Да ты что, так не получится серьезного разговора.

Энн, это же день рождения, ты сама сказала.

Ну, тогда хотя бы смени выражение лица.

Ой! — Рут коснулась рта, уголков рта. — Ты права. День рождения! — сказала она.

Ну, тогда поехали, сказала Энн. И сказала по две хорошие вещи и одной плохой о Чили (одна из первых поездок), Родезии, Советском Союзе и Португалии.

Ты забыла про Китай. Почему ты не рассказываешь про нашу поездку в Китай?

Не хочу, Рути, ты же будешь опровергать каждое мое слово.

Эди, старая подруга, начала чистить симпатичный, в веснушках банан, который присмотрела, пока Энн рассказывала. Дело в том, Рут, что ты никогда не говоришь просто «да». Я тебе сколько раз объясняла, это я могла бы захлопнуть перед тобой дверь, но это был твой дом, поэтому я замешкалась.

Чувство собственности, сказала Энн. Даже у бедных оно возникает в детстве.

Кто был бедный? — сказала Эди. Просто была Депрессия.

Два вопроса! Фейт решила, что она и так терпеливо слушала слишком долго. Мне нравится эта история, но я ее уже слышала. Всякий раз, Рути, когда ты в мерехлюндии. Что, я не права?

А я не слышала, сказала Энн. Как это так вышло, Рути? И вообще, сядь, посиди наконец с нами.

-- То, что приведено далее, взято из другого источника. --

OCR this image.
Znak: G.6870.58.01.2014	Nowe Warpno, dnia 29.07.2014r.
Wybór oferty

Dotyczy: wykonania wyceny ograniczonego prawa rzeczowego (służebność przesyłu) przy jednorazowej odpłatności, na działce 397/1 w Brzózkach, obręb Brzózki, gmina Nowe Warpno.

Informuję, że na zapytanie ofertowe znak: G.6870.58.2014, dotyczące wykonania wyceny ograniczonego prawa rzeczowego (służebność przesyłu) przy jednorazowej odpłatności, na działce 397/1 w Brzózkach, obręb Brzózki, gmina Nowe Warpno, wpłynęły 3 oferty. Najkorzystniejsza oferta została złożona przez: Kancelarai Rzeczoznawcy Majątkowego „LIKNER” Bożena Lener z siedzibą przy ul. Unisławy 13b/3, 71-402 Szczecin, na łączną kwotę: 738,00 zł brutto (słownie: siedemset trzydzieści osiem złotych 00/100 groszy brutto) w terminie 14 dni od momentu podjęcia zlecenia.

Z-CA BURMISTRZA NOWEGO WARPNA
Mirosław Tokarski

Второй вопрос: А как насчет нашего города? Что-то я устала от этих историй про дальние страны. Вы посмотрите на этот город, он похож на свалку токсичных отходов. Разруха как в войну. Девять миллионов человек.

Это верно, сказала Эди, только, Фейти, здесь все безнадежно. Сверху донизу — и улицы, и эти детки, всё как со свалки, всё. «Свалка» — точное слово. И она заплакала.

Фейт поняла, что зря заговорила в присутствии Эди о городе. Стоило сказать Эди «город» или даже нейтральное прилагательное «муниципальный», у нее перед глазами возникали те из учеников, которые обычно сидят на задних партах и отказываются отвечать, когда их вызывают к доске. Так что Фейт сказала: Хорошо, сменим тему. Что вы, дамы, думаете по поводу коллегий присяжных, которые собирают то тут, то там?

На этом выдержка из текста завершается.